Et ce fut alors que Jean et Maurice reconnurent le colonel de Vineuil, dans une ombre maigre et haute, qui passait rapidement. Il devait être avec le major Bouroche, un gros homme à tête de lion. Tous les deux échangeaient des paroles sans suite, de ces paroles incomplètes, chuchotées, comme on en entend dans les mauvais rêves.

— Elle vient de Bâle… Notre première division détruite… Douze heures de combat, toute l’armée en retraite…

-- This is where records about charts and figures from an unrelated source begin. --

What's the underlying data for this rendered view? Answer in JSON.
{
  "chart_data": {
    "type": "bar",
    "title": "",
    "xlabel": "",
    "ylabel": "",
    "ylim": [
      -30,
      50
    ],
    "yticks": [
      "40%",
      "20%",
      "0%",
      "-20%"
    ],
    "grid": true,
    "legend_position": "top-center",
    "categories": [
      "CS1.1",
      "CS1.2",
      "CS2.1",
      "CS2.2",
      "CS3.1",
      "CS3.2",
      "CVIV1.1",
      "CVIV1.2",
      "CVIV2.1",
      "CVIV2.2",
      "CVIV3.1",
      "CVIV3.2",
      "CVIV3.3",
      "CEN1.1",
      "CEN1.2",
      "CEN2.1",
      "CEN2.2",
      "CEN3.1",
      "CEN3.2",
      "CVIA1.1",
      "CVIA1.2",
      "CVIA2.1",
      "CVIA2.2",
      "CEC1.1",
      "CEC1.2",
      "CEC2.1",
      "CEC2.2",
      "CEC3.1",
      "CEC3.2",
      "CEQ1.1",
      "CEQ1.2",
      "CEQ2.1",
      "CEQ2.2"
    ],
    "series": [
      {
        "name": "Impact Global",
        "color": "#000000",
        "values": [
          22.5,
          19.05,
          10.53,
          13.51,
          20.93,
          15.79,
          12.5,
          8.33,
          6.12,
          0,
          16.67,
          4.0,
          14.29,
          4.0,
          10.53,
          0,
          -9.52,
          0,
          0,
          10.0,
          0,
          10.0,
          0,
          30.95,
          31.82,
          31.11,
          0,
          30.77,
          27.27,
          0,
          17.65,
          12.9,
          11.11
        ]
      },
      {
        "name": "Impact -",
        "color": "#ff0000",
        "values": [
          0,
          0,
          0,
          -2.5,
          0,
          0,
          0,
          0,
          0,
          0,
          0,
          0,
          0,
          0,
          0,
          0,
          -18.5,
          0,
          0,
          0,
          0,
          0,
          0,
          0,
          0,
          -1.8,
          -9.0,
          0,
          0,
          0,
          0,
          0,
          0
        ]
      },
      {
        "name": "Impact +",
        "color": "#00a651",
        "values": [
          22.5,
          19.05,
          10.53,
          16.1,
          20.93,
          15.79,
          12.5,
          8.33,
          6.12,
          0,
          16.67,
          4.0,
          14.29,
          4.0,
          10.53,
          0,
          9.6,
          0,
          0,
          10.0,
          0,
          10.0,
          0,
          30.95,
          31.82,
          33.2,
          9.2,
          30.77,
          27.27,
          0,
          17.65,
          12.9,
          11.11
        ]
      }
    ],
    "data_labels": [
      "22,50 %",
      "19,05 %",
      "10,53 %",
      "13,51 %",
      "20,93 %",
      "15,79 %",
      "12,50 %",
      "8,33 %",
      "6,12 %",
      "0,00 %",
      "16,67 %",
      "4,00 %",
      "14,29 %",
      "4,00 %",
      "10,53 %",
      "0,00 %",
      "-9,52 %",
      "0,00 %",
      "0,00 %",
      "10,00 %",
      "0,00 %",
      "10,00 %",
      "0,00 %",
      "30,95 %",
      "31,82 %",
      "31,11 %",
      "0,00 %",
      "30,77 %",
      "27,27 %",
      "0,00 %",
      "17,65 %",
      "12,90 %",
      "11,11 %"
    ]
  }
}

L’ombre du colonel s’arrêta, appela une autre ombre qui se hâtait, légère, fine et correcte.

— C’est vous, Beaudoin ?

— Oui, mon colonel.

— Ah ! mon ami, Mac-Mahon battu à Frœschwiller, Frossard battu à Spickeren, de Failly immobilisé, inutile entre les deux… À Frœschwiller, un seul corps contre toute une armée, des prodiges. Et tout emporté, la déroute, la panique, la France ouverte…

Des larmes l’étranglaient, des paroles encore se perdirent, les trois ombres disparurent, noyées, fondues.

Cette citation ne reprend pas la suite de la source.